The more technical version:
One of the spool drives on Eskinews has about 16 media flaws. If
this had been running SunOS it wouldn't have been a major problem, fire up
format, lock out the bad blocks, and life goes on. But SunOS supports a
maximum partition size of 2gb which is insufficient for News, and does not
support disk stripping which is necessary to provide adequate disk I/O
capacity for Usenet News processing at current volumes.
Linux rather than using the drives bad block list, assigns an inode
for bad blocks and basically creates an invisible file of bad blocks.
Where this scheme fails miserably is if those blocks happen to be inode
blocks instead of file storage blocks. If the blocks are inodes, rather
than relocate them, or simply mark those inodes as unusable, the utility
used to map out bad blocks and fix the file system (e2fsck) finds that it
no longer has room for the inodes, freaks, and starts over from the
beginning, and basically it will go in this loop indefinitely. So the
bottom line, with SCSI-II disks, there is no way to lock out a bad block
under Linux. A SCSI-III disk maintains a bad block list and reserves
alternate tracks internally and handles bad block reassignments internally
but the disks we presently have for spool drives do not.
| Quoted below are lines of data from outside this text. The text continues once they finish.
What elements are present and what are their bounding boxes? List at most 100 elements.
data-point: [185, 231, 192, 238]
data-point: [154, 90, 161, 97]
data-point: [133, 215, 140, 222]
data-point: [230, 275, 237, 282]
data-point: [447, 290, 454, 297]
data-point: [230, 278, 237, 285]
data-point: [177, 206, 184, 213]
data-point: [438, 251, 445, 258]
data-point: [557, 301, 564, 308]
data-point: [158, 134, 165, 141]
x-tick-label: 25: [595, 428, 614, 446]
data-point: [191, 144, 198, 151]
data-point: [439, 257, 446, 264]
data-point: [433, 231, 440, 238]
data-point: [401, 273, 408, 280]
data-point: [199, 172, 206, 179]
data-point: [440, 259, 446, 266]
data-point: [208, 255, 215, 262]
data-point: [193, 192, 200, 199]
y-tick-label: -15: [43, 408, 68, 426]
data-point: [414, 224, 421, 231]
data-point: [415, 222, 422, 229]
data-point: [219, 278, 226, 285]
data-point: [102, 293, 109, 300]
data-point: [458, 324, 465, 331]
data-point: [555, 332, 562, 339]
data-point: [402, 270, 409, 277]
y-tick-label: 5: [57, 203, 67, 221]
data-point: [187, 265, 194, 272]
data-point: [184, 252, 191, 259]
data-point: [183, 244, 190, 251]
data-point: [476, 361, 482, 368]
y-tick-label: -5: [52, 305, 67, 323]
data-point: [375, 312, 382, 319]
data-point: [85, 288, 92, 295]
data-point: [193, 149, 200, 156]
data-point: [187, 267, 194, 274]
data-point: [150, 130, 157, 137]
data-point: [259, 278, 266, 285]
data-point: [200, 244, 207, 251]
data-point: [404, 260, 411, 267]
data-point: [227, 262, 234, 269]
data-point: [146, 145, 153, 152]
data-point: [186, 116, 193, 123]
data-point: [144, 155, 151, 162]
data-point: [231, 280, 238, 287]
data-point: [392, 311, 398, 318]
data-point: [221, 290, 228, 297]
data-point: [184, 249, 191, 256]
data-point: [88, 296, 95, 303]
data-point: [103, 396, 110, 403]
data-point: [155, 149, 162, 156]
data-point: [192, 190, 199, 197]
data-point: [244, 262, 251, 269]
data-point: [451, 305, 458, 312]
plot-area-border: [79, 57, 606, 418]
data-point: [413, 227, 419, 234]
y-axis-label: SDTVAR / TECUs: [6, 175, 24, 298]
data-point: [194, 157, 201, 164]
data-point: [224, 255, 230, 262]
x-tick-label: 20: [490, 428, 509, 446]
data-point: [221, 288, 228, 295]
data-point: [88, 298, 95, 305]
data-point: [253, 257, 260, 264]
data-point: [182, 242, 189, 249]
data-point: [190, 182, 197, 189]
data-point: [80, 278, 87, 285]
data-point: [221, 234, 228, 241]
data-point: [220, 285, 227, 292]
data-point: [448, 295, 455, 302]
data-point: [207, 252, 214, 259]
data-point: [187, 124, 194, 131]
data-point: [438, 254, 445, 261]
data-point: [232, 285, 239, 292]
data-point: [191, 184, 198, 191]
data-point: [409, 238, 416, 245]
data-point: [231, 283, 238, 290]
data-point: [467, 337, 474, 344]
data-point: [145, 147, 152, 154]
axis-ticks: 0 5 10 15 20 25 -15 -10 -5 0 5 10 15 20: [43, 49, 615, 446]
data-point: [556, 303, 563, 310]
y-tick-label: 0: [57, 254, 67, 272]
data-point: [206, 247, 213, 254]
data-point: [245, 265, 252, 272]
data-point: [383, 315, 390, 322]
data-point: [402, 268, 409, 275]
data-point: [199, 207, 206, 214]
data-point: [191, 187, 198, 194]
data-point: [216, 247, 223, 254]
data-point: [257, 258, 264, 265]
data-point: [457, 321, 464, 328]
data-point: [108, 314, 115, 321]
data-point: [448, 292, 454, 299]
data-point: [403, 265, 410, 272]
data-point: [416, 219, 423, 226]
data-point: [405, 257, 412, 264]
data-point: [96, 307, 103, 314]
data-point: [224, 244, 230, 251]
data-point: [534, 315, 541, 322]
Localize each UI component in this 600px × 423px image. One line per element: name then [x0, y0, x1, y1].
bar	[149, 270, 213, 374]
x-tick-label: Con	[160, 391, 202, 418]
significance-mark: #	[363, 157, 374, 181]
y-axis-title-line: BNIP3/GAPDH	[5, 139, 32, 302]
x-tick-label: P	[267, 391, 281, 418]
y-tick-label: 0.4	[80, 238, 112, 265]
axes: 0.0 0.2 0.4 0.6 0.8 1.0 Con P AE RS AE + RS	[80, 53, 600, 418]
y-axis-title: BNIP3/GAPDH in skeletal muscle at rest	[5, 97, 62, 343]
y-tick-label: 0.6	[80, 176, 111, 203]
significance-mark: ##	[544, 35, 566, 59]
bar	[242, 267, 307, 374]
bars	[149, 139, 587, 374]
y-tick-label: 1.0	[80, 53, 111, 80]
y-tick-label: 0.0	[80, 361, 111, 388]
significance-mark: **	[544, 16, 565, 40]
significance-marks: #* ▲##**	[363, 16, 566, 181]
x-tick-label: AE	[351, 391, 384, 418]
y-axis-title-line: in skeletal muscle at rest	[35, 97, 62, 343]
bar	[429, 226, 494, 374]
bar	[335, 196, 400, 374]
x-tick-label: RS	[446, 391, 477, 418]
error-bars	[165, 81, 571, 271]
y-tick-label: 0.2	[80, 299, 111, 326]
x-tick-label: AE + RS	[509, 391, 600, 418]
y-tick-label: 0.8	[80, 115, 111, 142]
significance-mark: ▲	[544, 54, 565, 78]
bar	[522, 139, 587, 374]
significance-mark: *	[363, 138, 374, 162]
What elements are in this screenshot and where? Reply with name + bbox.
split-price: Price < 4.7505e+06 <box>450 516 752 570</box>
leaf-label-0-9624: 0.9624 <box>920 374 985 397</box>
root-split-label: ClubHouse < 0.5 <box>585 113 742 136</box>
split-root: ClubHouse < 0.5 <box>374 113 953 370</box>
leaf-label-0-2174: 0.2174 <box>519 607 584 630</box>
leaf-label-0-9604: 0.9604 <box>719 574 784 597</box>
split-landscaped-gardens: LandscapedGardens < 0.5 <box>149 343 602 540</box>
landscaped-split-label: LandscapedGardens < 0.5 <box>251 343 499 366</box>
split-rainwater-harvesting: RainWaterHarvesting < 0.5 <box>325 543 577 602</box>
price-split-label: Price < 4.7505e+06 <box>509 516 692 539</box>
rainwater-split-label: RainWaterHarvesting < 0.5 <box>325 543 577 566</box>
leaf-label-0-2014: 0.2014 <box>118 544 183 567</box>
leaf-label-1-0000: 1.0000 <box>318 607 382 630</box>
I'm going to have to replace this drive on Eskinews. When we added a
spool drive, just restoring 3gb of news spool files took three days. At
the current rate of more than 2gb of news/day, restoring 5 days worth of
news would take well over a week so basically there is no point to doing
it. The spool will have to be zeroed in the process of replacing the
drive.
It took me as long as it did to arrive at the conclusion that I
couldn't lock out these blocks because each iteration of fsck on the spool
partition takes about an hour owing to the size of that partition (17gb)
and the number of directories and files (more than a million).
So at this point I am going to pick up a Western Digital replacement
which is also SCSI-III and maintains it's own bad block list and replace
the existing drive as soon as I can get a replacement.
There is some additional instability involving INND just
spontaneously dying and I think that is related to the recent kernel
upgrade because it started right after we upgraded the kernel. I have put
the machine back on the old drive to test the theory.